ネームレスの切っ先は、ダリルさんの胸元の……。
「でも……届きませんでした」
ハデスの一つに防がれた上でもう一つのハデスの銃口は僕に向けられ、そこから発せられた射撃は僕の残されたシールドエネルギーを削りきっていた。その時点でエネルギー残量は0となり僕の敗北が確定する。
『いや、届いていたぜ』
ダリルさんがそう言うと、ネームレスを防いでいたハデスが砕け散る。どうやら耐久力の限界を超えていたようだ。

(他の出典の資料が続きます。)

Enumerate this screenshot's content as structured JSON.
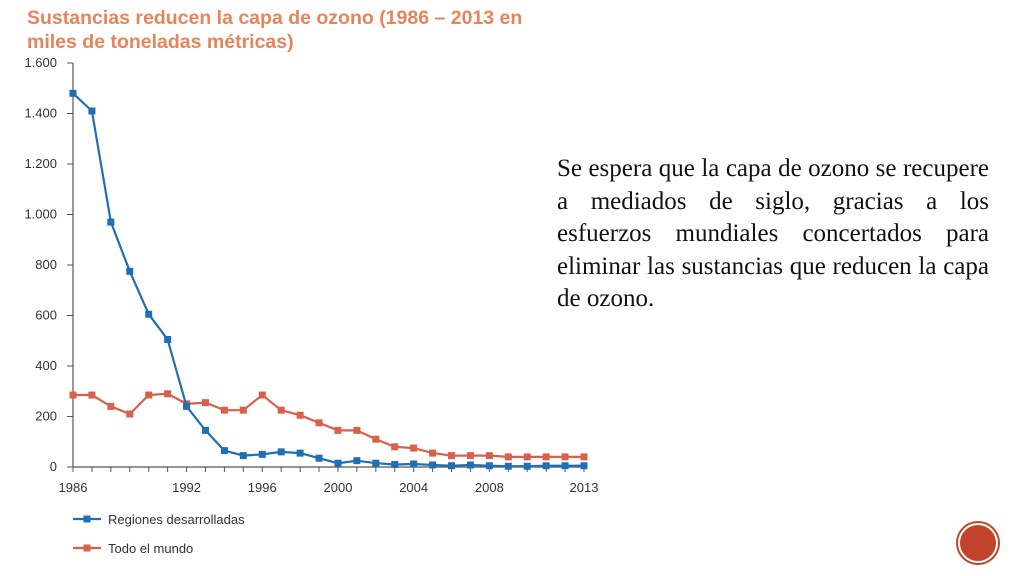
{
  "slide": {
    "text": "Se espera que la capa de ozono se recupere a mediados de siglo, gracias a los esfuerzos mundiales concertados para eliminar las sustancias que reducen la capa de ozono.",
    "badge_label": "",
    "badge_color": "#c0432a"
  },
  "chart_data": {
    "type": "line",
    "title": "Sustancias reducen la capa de ozono (1986 – 2013 en miles de toneladas métricas)",
    "xlabel": "",
    "ylabel": "",
    "x": [
      1986,
      1987,
      1988,
      1989,
      1990,
      1991,
      1992,
      1993,
      1994,
      1995,
      1996,
      1997,
      1998,
      1999,
      2000,
      2001,
      2002,
      2003,
      2004,
      2005,
      2006,
      2007,
      2008,
      2009,
      2010,
      2011,
      2012,
      2013
    ],
    "xlim": [
      1986,
      2013
    ],
    "ylim": [
      0,
      1600
    ],
    "x_ticks": [
      1986,
      1992,
      1996,
      2000,
      2004,
      2008,
      2013
    ],
    "x_tick_labels": [
      "1986",
      "1992",
      "1996",
      "2000",
      "2004",
      "2008",
      "2013"
    ],
    "y_ticks": [
      0,
      200,
      400,
      600,
      800,
      1000,
      1200,
      1400,
      1600
    ],
    "y_tick_labels": [
      "0",
      "200",
      "400",
      "600",
      "800",
      "1.000",
      "1.200",
      "1.400",
      "1.600"
    ],
    "grid": false,
    "legend_position": "bottom-left",
    "title_color": "#e8845c",
    "series": [
      {
        "name": "Regiones desarrolladas",
        "color": "#1f6fb2",
        "values": [
          1480,
          1410,
          970,
          775,
          605,
          505,
          240,
          145,
          65,
          45,
          50,
          60,
          55,
          35,
          15,
          25,
          15,
          10,
          12,
          8,
          5,
          8,
          5,
          3,
          3,
          5,
          5,
          5
        ]
      },
      {
        "name": "Todo el mundo",
        "color": "#d9604a",
        "values": [
          285,
          285,
          240,
          210,
          285,
          290,
          250,
          255,
          225,
          225,
          285,
          225,
          205,
          175,
          145,
          145,
          110,
          80,
          75,
          55,
          45,
          45,
          45,
          40,
          40,
          40,
          40,
          40
        ]
      }
    ]
  }
}
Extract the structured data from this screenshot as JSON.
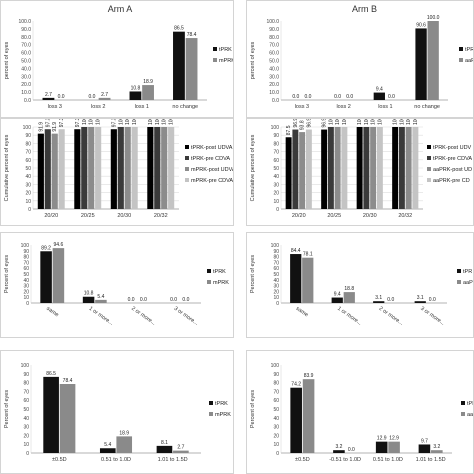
{
  "chart_data": [
    {
      "type": "bar",
      "title": "Arm A",
      "ylabel": "percent of eyes",
      "ylim": [
        0,
        100
      ],
      "yticks": [
        "0.0",
        "10.0",
        "20.0",
        "30.0",
        "40.0",
        "50.0",
        "60.0",
        "70.0",
        "80.0",
        "90.0",
        "100.0"
      ],
      "categories": [
        "loss 3",
        "loss 2",
        "loss 1",
        "no change"
      ],
      "series": [
        {
          "name": "tPRK",
          "color": "#111111",
          "values": [
            2.7,
            0.0,
            10.8,
            86.5
          ],
          "labels": [
            "2.7",
            "0.0",
            "10.8",
            "86.5"
          ]
        },
        {
          "name": "mPRK",
          "color": "#8a8a8a",
          "values": [
            0.0,
            2.7,
            18.9,
            78.4
          ],
          "labels": [
            "0.0",
            "2.7",
            "18.9",
            "78.4"
          ]
        }
      ],
      "legend": "right",
      "grid": false
    },
    {
      "type": "bar",
      "title": "Arm B",
      "ylabel": "percent of eyes",
      "ylim": [
        0,
        100
      ],
      "yticks": [
        "0.0",
        "10.0",
        "20.0",
        "30.0",
        "40.0",
        "50.0",
        "60.0",
        "70.0",
        "80.0",
        "90.0",
        "100.0"
      ],
      "categories": [
        "loss 3",
        "loss 2",
        "loss 1",
        "no change"
      ],
      "series": [
        {
          "name": "tPRK",
          "color": "#111111",
          "values": [
            0.0,
            0.0,
            9.4,
            90.6
          ],
          "labels": [
            "0.0",
            "0.0",
            "9.4",
            "90.6"
          ]
        },
        {
          "name": "aaPRK",
          "color": "#8a8a8a",
          "values": [
            0.0,
            0.0,
            0.0,
            100.0
          ],
          "labels": [
            "0.0",
            "0.0",
            "0.0",
            "100.0"
          ]
        }
      ],
      "legend": "right",
      "grid": false
    },
    {
      "type": "bar",
      "title": "",
      "ylabel": "Cumulative percent of eyes",
      "ylim": [
        0,
        100
      ],
      "yticks": [
        "0",
        "10",
        "20",
        "30",
        "40",
        "50",
        "60",
        "70",
        "80",
        "90",
        "100"
      ],
      "categories": [
        "20/20",
        "20/25",
        "20/30",
        "20/32"
      ],
      "series": [
        {
          "name": "tPRK-post UDVA",
          "color": "#000000",
          "values": [
            91.9,
            97.3,
            97.3,
            100.0
          ],
          "labels": [
            "91.9",
            "97.3",
            "97.3",
            "100.0"
          ]
        },
        {
          "name": "tPRK-pre CDVA",
          "color": "#3a3a3a",
          "values": [
            97.3,
            100.0,
            100.0,
            100.0
          ],
          "labels": [
            "97.3",
            "100.0",
            "100.0",
            "100.0"
          ]
        },
        {
          "name": "mPRK-post UDVA",
          "color": "#8c8c8c",
          "values": [
            91.9,
            100.0,
            100.0,
            100.0
          ],
          "labels": [
            "91.9",
            "100.0",
            "100.0",
            "100.0"
          ]
        },
        {
          "name": "mPRK-pre CDVA",
          "color": "#c4c4c4",
          "values": [
            97.3,
            100.0,
            100.0,
            100.0
          ],
          "labels": [
            "97.3",
            "100.0",
            "100.0",
            "100.0"
          ]
        }
      ],
      "legend": "right",
      "grid": true
    },
    {
      "type": "bar",
      "title": "",
      "ylabel": "Cumulative percent of eyes",
      "ylim": [
        0,
        100
      ],
      "yticks": [
        "0",
        "10",
        "20",
        "30",
        "40",
        "50",
        "60",
        "70",
        "80",
        "90",
        "100"
      ],
      "categories": [
        "20/20",
        "20/25",
        "20/30",
        "20/32"
      ],
      "series": [
        {
          "name": "tPRK-post UDV",
          "color": "#000000",
          "values": [
            87.5,
            96.9,
            100.0,
            100.0
          ],
          "labels": [
            "87.5",
            "96.9",
            "100.0",
            "100.0"
          ]
        },
        {
          "name": "tPRK-pre CDVA",
          "color": "#3a3a3a",
          "values": [
            96.9,
            100.0,
            100.0,
            100.0
          ],
          "labels": [
            "96.9",
            "100.0",
            "100.0",
            "100.0"
          ]
        },
        {
          "name": "aaPRK-post UD",
          "color": "#8c8c8c",
          "values": [
            93.8,
            100.0,
            100.0,
            100.0
          ],
          "labels": [
            "93.8",
            "100.0",
            "100.0",
            "100.0"
          ]
        },
        {
          "name": "aaPRK-pre CD",
          "color": "#c4c4c4",
          "values": [
            96.9,
            100.0,
            100.0,
            100.0
          ],
          "labels": [
            "96.9",
            "100.0",
            "100.0",
            "100.0"
          ]
        }
      ],
      "legend": "right",
      "grid": true
    },
    {
      "type": "bar",
      "title": "",
      "ylabel": "Percent of eyes",
      "ylim": [
        0,
        100
      ],
      "yticks": [
        "0",
        "10",
        "20",
        "30",
        "40",
        "50",
        "60",
        "70",
        "80",
        "90",
        "100"
      ],
      "categories": [
        "same",
        "1 or more...",
        "2 or more...",
        "3 or more..."
      ],
      "series": [
        {
          "name": "tPRK",
          "color": "#111111",
          "values": [
            89.2,
            10.8,
            0.0,
            0.0
          ],
          "labels": [
            "89.2",
            "10.8",
            "0.0",
            "0.0"
          ]
        },
        {
          "name": "mPRK",
          "color": "#8a8a8a",
          "values": [
            94.6,
            5.4,
            0.0,
            0.0
          ],
          "labels": [
            "94.6",
            "5.4",
            "0.0",
            "0.0"
          ]
        }
      ],
      "legend": "right",
      "grid": false
    },
    {
      "type": "bar",
      "title": "",
      "ylabel": "Percent of eyes",
      "ylim": [
        0,
        100
      ],
      "yticks": [
        "0",
        "10",
        "20",
        "30",
        "40",
        "50",
        "60",
        "70",
        "80",
        "90",
        "100"
      ],
      "categories": [
        "same",
        "1 or more...",
        "2 or more...",
        "3 or more..."
      ],
      "series": [
        {
          "name": "tPR",
          "color": "#111111",
          "values": [
            84.4,
            9.4,
            3.1,
            3.1
          ],
          "labels": [
            "84.4",
            "9.4",
            "3.1",
            "3.1"
          ]
        },
        {
          "name": "aaP",
          "color": "#8a8a8a",
          "values": [
            78.1,
            18.8,
            0.0,
            0.0
          ],
          "labels": [
            "78.1",
            "18.8",
            "0.0",
            "0.0"
          ]
        }
      ],
      "legend": "right",
      "grid": false
    },
    {
      "type": "bar",
      "title": "",
      "ylabel": "Percent of eyes",
      "ylim": [
        0,
        100
      ],
      "yticks": [
        "0",
        "10",
        "20",
        "30",
        "40",
        "50",
        "60",
        "70",
        "80",
        "90",
        "100"
      ],
      "categories": [
        "±0.5D",
        "0.51 to 1.0D",
        "1.01 to 1.5D"
      ],
      "series": [
        {
          "name": "tPRK",
          "color": "#111111",
          "values": [
            86.5,
            5.4,
            8.1
          ],
          "labels": [
            "86.5",
            "5.4",
            "8.1"
          ]
        },
        {
          "name": "mPRK",
          "color": "#8a8a8a",
          "values": [
            78.4,
            18.9,
            2.7
          ],
          "labels": [
            "78.4",
            "18.9",
            "2.7"
          ]
        }
      ],
      "legend": "right",
      "grid": false
    },
    {
      "type": "bar",
      "title": "",
      "ylabel": "Percent of eyes",
      "ylim": [
        0,
        100
      ],
      "yticks": [
        "0",
        "10",
        "20",
        "30",
        "40",
        "50",
        "60",
        "70",
        "80",
        "90",
        "100"
      ],
      "categories": [
        "±0.5D",
        "-0.51 to 1.0D",
        "0.51 to 1.0D",
        "1.01 to 1.5D"
      ],
      "series": [
        {
          "name": "tPR",
          "color": "#111111",
          "values": [
            74.2,
            3.2,
            12.9,
            9.7
          ],
          "labels": [
            "74.2",
            "3.2",
            "12.9",
            "9.7"
          ]
        },
        {
          "name": "aaP",
          "color": "#8a8a8a",
          "values": [
            83.9,
            0.0,
            12.9,
            3.2
          ],
          "labels": [
            "83.9",
            "0.0",
            "12.9",
            "3.2"
          ]
        }
      ],
      "legend": "right",
      "grid": false
    }
  ]
}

『ったく、防御用の盾も兼ねてるからそうそう壊れるようにはできてないんだがな。ま、ケルベロスの首の一つが堕ちたんだ。だからまぁ……引き分けだな』
はぁ、こんなとこまで。本当にこの人はカッコ……つけすぎでしょう!? 引き分け? こっちはシールドエネルギー削りきられているんだからどんなに言い繕っても負けだよ!
あぁ、なんか良いこと言ったみたいなドヤ顔しているけど……ツッコまないよ、だって楯無さんが観客席から我慢しなさいって視線で訴えかけてきてるのがわかるもん。わかるよ、このまま僕と引き分けにすれば僕に勝った楯無さんはダリルさんより上ということなる。つまり生徒会入りまで自然に繋げられる。
「ダリルさんがそう仰るなら……そういうことにします。納得はできませんが」
だから僕は受け入れつつも、今の心境を素直に言葉にする。ダリルさんが悪い人じゃないのはわかってるからいっそのこと正直に話したほうがいいだろう。
『ははは、お前も相当な負けず嫌いだな、気に入った。いいぜ、生徒会に協力してやるよ』
その言葉を聞いた楯無さんが満面の笑みで僕にサムズアップしているのが見えた。